Concerns About Prediction Markets

Cunning employees could trade contracts in order to manipulate market prices and influence the outcome to their benefit. For example, an employee in research could stock up on contracts for one of his or her clinical tests to fail, and then skew the results so that the contract will pay out. To prevent such manipulation, limits should be established on individual positions, limiting the benefit that could be realized and consequently reducing the incentive to engage in dishonourable behavior. Individuals with external compensation directly tied to the outcome of the event should also be prevented from participating in the market for similar reasons.

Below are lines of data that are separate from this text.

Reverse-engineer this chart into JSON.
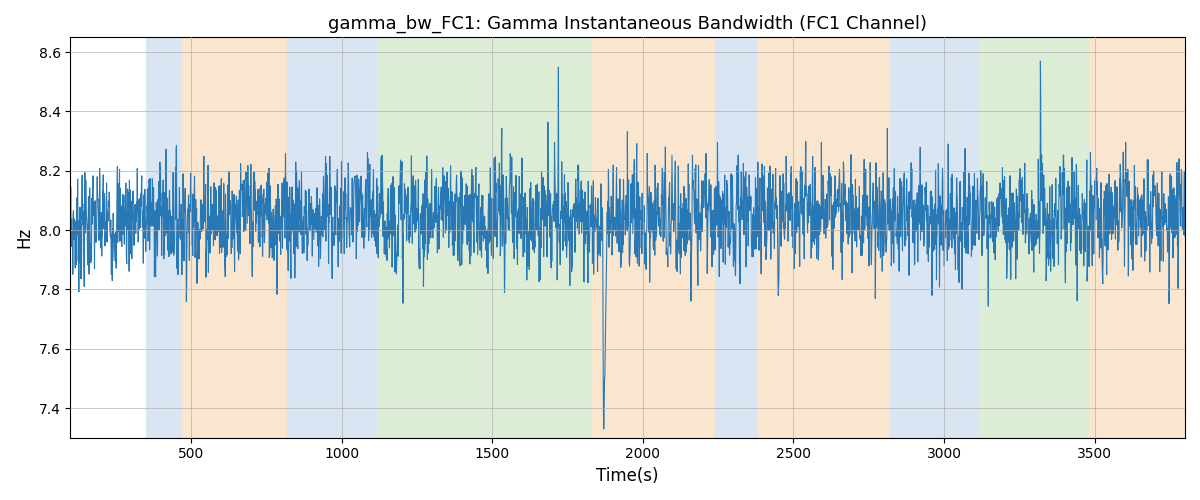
{
  "title": "gamma_bw_FC1: Gamma Instantaneous Bandwidth (FC1 Channel)",
  "xlabel": "Time(s)",
  "ylabel": "Hz",
  "ylim": [
    7.3,
    8.65
  ],
  "xlim": [
    100,
    3800
  ],
  "line_color": "#2878b5",
  "line_width": 0.8,
  "bg_bands": [
    {
      "xmin": 350,
      "xmax": 470,
      "color": "#aec6e8",
      "alpha": 0.45
    },
    {
      "xmin": 470,
      "xmax": 820,
      "color": "#f5c994",
      "alpha": 0.45
    },
    {
      "xmin": 820,
      "xmax": 1120,
      "color": "#aec6e8",
      "alpha": 0.45
    },
    {
      "xmin": 1120,
      "xmax": 1830,
      "color": "#b5d5a0",
      "alpha": 0.45
    },
    {
      "xmin": 1830,
      "xmax": 2240,
      "color": "#f5c994",
      "alpha": 0.45
    },
    {
      "xmin": 2240,
      "xmax": 2380,
      "color": "#aec6e8",
      "alpha": 0.45
    },
    {
      "xmin": 2380,
      "xmax": 2820,
      "color": "#f5c994",
      "alpha": 0.45
    },
    {
      "xmin": 2820,
      "xmax": 3120,
      "color": "#aec6e8",
      "alpha": 0.45
    },
    {
      "xmin": 3120,
      "xmax": 3480,
      "color": "#b5d5a0",
      "alpha": 0.45
    },
    {
      "xmin": 3480,
      "xmax": 3800,
      "color": "#f5c994",
      "alpha": 0.45
    }
  ],
  "grid_color": "#b0b0b0",
  "grid_alpha": 0.7,
  "grid_linewidth": 0.7,
  "tick_fontsize": 10,
  "label_fontsize": 12,
  "title_fontsize": 13
}
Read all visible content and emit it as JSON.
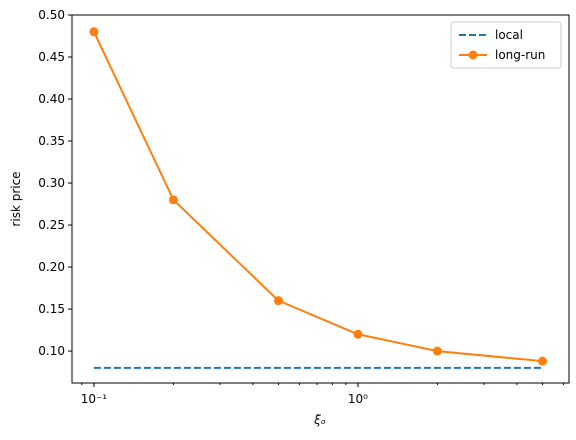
{
  "chart_data": {
    "type": "line",
    "x_label": "ξₒ",
    "y_label": "risk price",
    "x_scale": "log",
    "x": [
      0.1,
      0.2,
      0.5,
      1,
      2,
      5
    ],
    "series": [
      {
        "name": "local",
        "color": "#1f77b4",
        "style": "dashed",
        "markers": false,
        "values": [
          0.08,
          0.08,
          0.08,
          0.08,
          0.08,
          0.08
        ]
      },
      {
        "name": "long-run",
        "color": "#ff7f0e",
        "style": "solid",
        "markers": true,
        "values": [
          0.48,
          0.28,
          0.16,
          0.12,
          0.1,
          0.088
        ]
      }
    ],
    "xlim": [
      0.0826,
      6.3
    ],
    "xticks": [
      {
        "value": 0.1,
        "label": "10⁻¹"
      },
      {
        "value": 1,
        "label": "10⁰"
      }
    ],
    "xminorticks": [
      0.09,
      0.2,
      0.3,
      0.4,
      0.5,
      0.6,
      0.7,
      0.8,
      0.9,
      2,
      3,
      4,
      5,
      6
    ],
    "ylim": [
      0.062,
      0.5
    ],
    "yticks": [
      {
        "value": 0.1,
        "label": "0.10"
      },
      {
        "value": 0.15,
        "label": "0.15"
      },
      {
        "value": 0.2,
        "label": "0.20"
      },
      {
        "value": 0.25,
        "label": "0.25"
      },
      {
        "value": 0.3,
        "label": "0.30"
      },
      {
        "value": 0.35,
        "label": "0.35"
      },
      {
        "value": 0.4,
        "label": "0.40"
      },
      {
        "value": 0.45,
        "label": "0.45"
      },
      {
        "value": 0.5,
        "label": "0.50"
      }
    ],
    "legend": "upper right"
  }
}
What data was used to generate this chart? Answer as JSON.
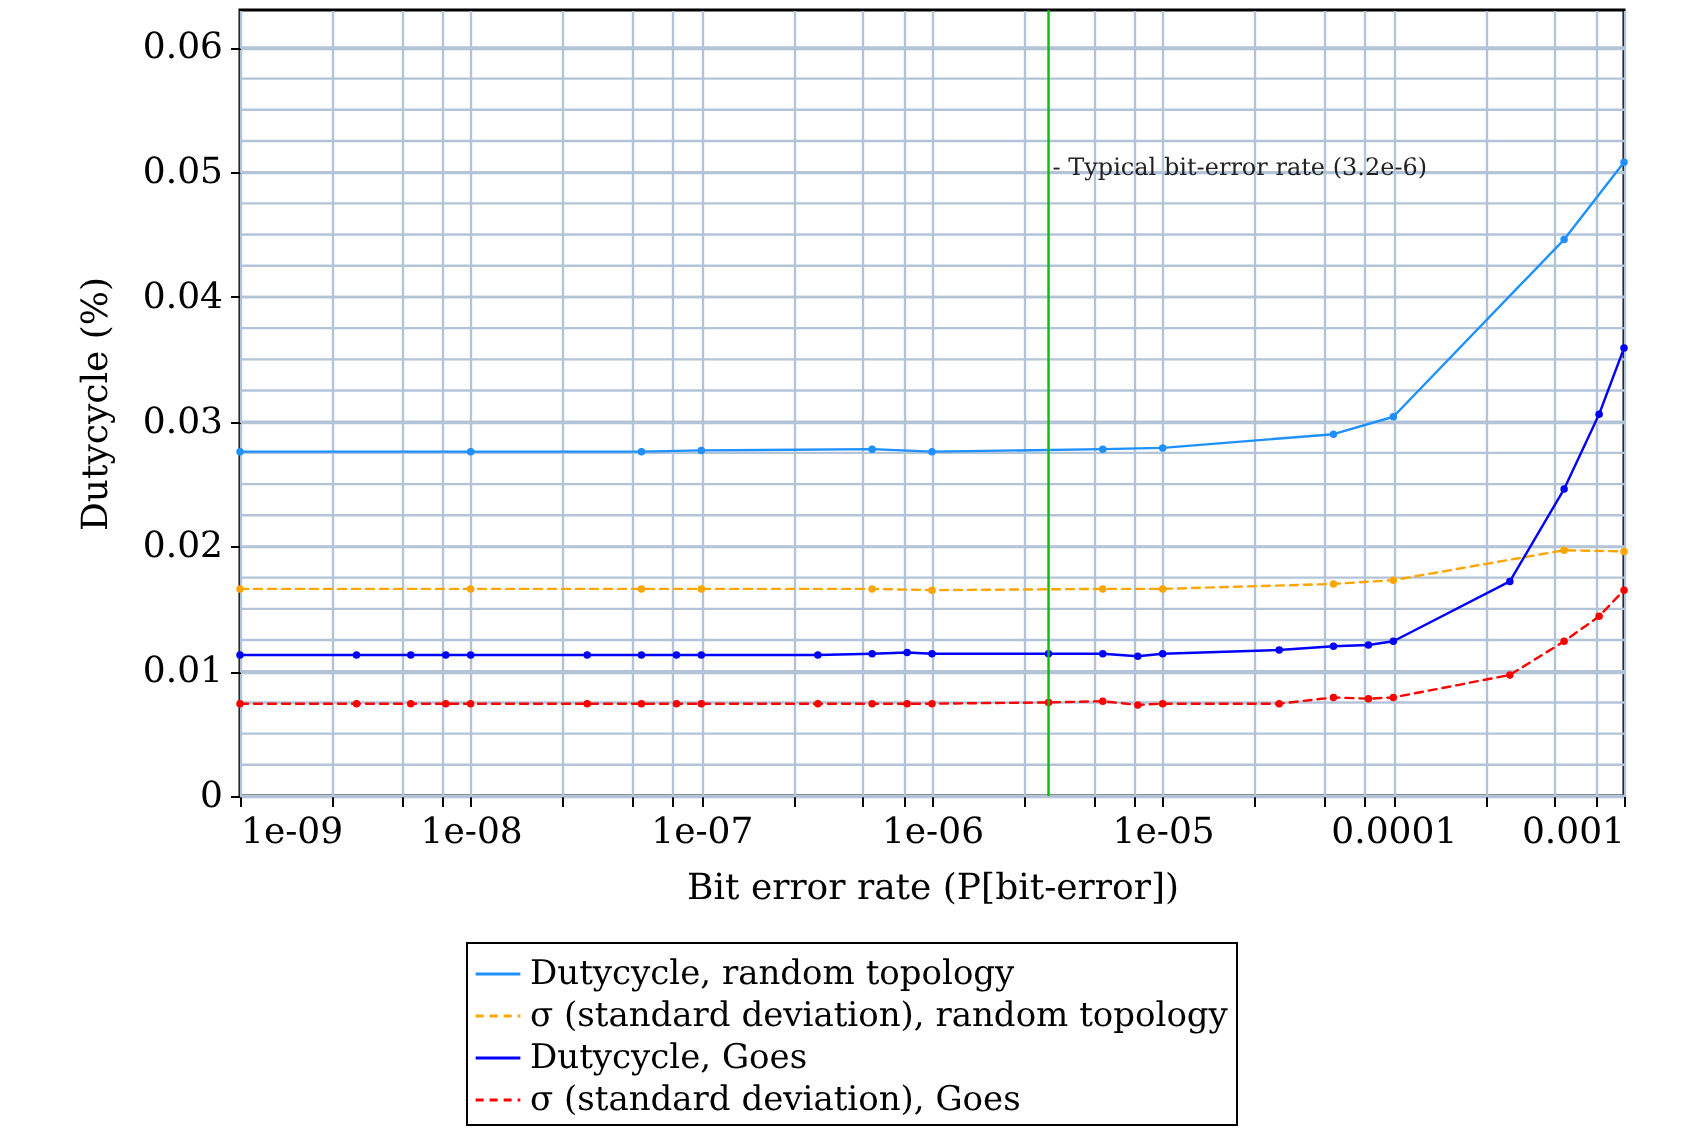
{
  "chart_data": {
    "type": "line",
    "xlabel": "Bit error rate (P[bit-error])",
    "ylabel": "Dutycycle (%)",
    "log": "x",
    "grid": true,
    "legend": "bottom",
    "marker": "circle",
    "xlim": [
      1e-09,
      0.001
    ],
    "ylim": [
      0,
      0.063
    ],
    "xticks": [
      {
        "value": 1e-09,
        "label": "1e-09"
      },
      {
        "value": 2.5e-09,
        "label": null
      },
      {
        "value": 5e-09,
        "label": null
      },
      {
        "value": 7.5e-09,
        "label": null
      },
      {
        "value": 1e-08,
        "label": "1e-08"
      },
      {
        "value": 2.5e-08,
        "label": null
      },
      {
        "value": 5e-08,
        "label": null
      },
      {
        "value": 7.5e-08,
        "label": null
      },
      {
        "value": 1e-07,
        "label": "1e-07"
      },
      {
        "value": 2.5e-07,
        "label": null
      },
      {
        "value": 5e-07,
        "label": null
      },
      {
        "value": 7.5e-07,
        "label": null
      },
      {
        "value": 1e-06,
        "label": "1e-06"
      },
      {
        "value": 2.5e-06,
        "label": null
      },
      {
        "value": 5e-06,
        "label": null
      },
      {
        "value": 7.5e-06,
        "label": null
      },
      {
        "value": 1e-05,
        "label": "1e-05"
      },
      {
        "value": 2.5e-05,
        "label": null
      },
      {
        "value": 5e-05,
        "label": null
      },
      {
        "value": 7.5e-05,
        "label": null
      },
      0.0001,
      {
        "value": 0.00025,
        "label": null
      },
      {
        "value": 0.0005,
        "label": null
      },
      {
        "value": 0.00075,
        "label": null
      },
      0.001
    ],
    "yticks": [
      0,
      {
        "value": 0.0025,
        "label": null
      },
      {
        "value": 0.005,
        "label": null
      },
      {
        "value": 0.0075,
        "label": null
      },
      0.01,
      {
        "value": 0.0125,
        "label": null
      },
      {
        "value": 0.015,
        "label": null
      },
      {
        "value": 0.0175,
        "label": null
      },
      0.02,
      {
        "value": 0.0225,
        "label": null
      },
      {
        "value": 0.025,
        "label": null
      },
      {
        "value": 0.0275,
        "label": null
      },
      0.03,
      {
        "value": 0.0325,
        "label": null
      },
      {
        "value": 0.035,
        "label": null
      },
      {
        "value": 0.0375,
        "label": null
      },
      0.04,
      {
        "value": 0.0425,
        "label": null
      },
      {
        "value": 0.045,
        "label": null
      },
      {
        "value": 0.0475,
        "label": null
      },
      0.05,
      {
        "value": 0.0525,
        "label": null
      },
      {
        "value": 0.055,
        "label": null
      },
      {
        "value": 0.0575,
        "label": null
      },
      0.06
    ],
    "ref_lines": [
      {
        "axis": "x",
        "value": 3.2e-06,
        "label": "- Typical bit-error rate (3.2e-6)",
        "color": "#00c000"
      }
    ],
    "series": [
      {
        "name": "Dutycycle, random topology",
        "color": "#1e90ff",
        "line_style": "solid",
        "x": [
          1e-09,
          1e-08,
          5.5e-08,
          1e-07,
          5.5e-07,
          1e-06,
          5.5e-06,
          1e-05,
          5.5e-05,
          0.0001,
          0.00055,
          0.001
        ],
        "values": [
          0.0276,
          0.0276,
          0.0276,
          0.0277,
          0.0278,
          0.0276,
          0.0278,
          0.0279,
          0.029,
          0.0304,
          0.0446,
          0.0508
        ]
      },
      {
        "name": "σ (standard deviation), random topology",
        "color": "#ffa500",
        "line_style": "dashed",
        "x": [
          1e-09,
          1e-08,
          5.5e-08,
          1e-07,
          5.5e-07,
          1e-06,
          5.5e-06,
          1e-05,
          5.5e-05,
          0.0001,
          0.00055,
          0.001
        ],
        "values": [
          0.0166,
          0.0166,
          0.0166,
          0.0166,
          0.0166,
          0.0165,
          0.0166,
          0.0166,
          0.017,
          0.0173,
          0.0197,
          0.0196
        ]
      },
      {
        "name": "Dutycycle, Goes",
        "color": "#0000ff",
        "line_style": "solid",
        "x": [
          1e-09,
          3.2e-09,
          5.5e-09,
          7.8e-09,
          1e-08,
          3.2e-08,
          5.5e-08,
          7.8e-08,
          1e-07,
          3.2e-07,
          5.5e-07,
          7.8e-07,
          1e-06,
          3.2e-06,
          5.5e-06,
          7.8e-06,
          1e-05,
          3.2e-05,
          5.5e-05,
          7.8e-05,
          0.0001,
          0.00032,
          0.00055,
          0.00078,
          0.001
        ],
        "values": [
          0.0113,
          0.0113,
          0.0113,
          0.0113,
          0.0113,
          0.0113,
          0.0113,
          0.0113,
          0.0113,
          0.0113,
          0.0114,
          0.0115,
          0.0114,
          0.0114,
          0.0114,
          0.0112,
          0.0114,
          0.0117,
          0.012,
          0.0121,
          0.0124,
          0.0172,
          0.0246,
          0.0306,
          0.0359
        ]
      },
      {
        "name": "σ (standard deviation), Goes",
        "color": "#ff0000",
        "line_style": "dashed",
        "x": [
          1e-09,
          3.2e-09,
          5.5e-09,
          7.8e-09,
          1e-08,
          3.2e-08,
          5.5e-08,
          7.8e-08,
          1e-07,
          3.2e-07,
          5.5e-07,
          7.8e-07,
          1e-06,
          3.2e-06,
          5.5e-06,
          7.8e-06,
          1e-05,
          3.2e-05,
          5.5e-05,
          7.8e-05,
          0.0001,
          0.00032,
          0.00055,
          0.00078,
          0.001
        ],
        "values": [
          0.0074,
          0.0074,
          0.0074,
          0.0074,
          0.0074,
          0.0074,
          0.0074,
          0.0074,
          0.0074,
          0.0074,
          0.0074,
          0.0074,
          0.0074,
          0.0075,
          0.0076,
          0.0073,
          0.0074,
          0.0074,
          0.0079,
          0.0078,
          0.0079,
          0.0097,
          0.0124,
          0.0144,
          0.0165
        ]
      }
    ]
  }
}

Despite the fact that some information may be limited by the exclusion of certain participants, prediction markets have a track record of maintaining a high level of accuracy thanks to a “wisdom of crowds” effect. Most notably, a famous experiment conducted by researcher Philip Tetlock demonstrated that the aggregation of predictions from laypeople spread throughout the U.S. could outperform intelligence analysts with access to classified information in the forecasting of complex geopolitical events.

Another risk associated with this strategy is the need for many participants to leverage the “wisdom of crowds” effect and ensure prediction accuracy. Public prediction markets with well-calibrated forecasting in the realm of computers and internet, politics, and science have been shown to have as low as 27 market participants without compromising accuracy. With more than 90,000
employees, it is unlikely that Pfizer would find itself with a shortage of participants.

Additionally, prediction markets face legal issues given their inherent similarities to gambling. Avoiding the use of real currency in the company’s prediction market would mitigate this risk, as it parallels the implementation plan of other companies’ prediction markets. Contracts traded on internal company markets do not qualify as securities and thus would not be regulated by the U.S. Securities and Exchange Commission.

Forecasted Fortunes

Sales forecasting is but one application of prediction markets in the pharmaceutical industry. Economists such as Robin Hanson, one of the earliest proponents of prediction markets, are exploring the applicability of these markets for forecasting the outcome of scientific study replications. This could provide value to pharmaceutical companies when integrated into their development pipelines. Other applications may include identifying promising new drug solutions and compounds worth investigating, forecasting participant enrolment in laterstage clinical trials, and forecasting the likelihood of new regulations that could impact Pfizer’s business. If Pfizer is able to harness the “wisdom of the crowds,” the pharmaceutical giant will be one step closer to overcoming one of the pharmaceutical industry’s greatest problems, the volatility of R&D risk.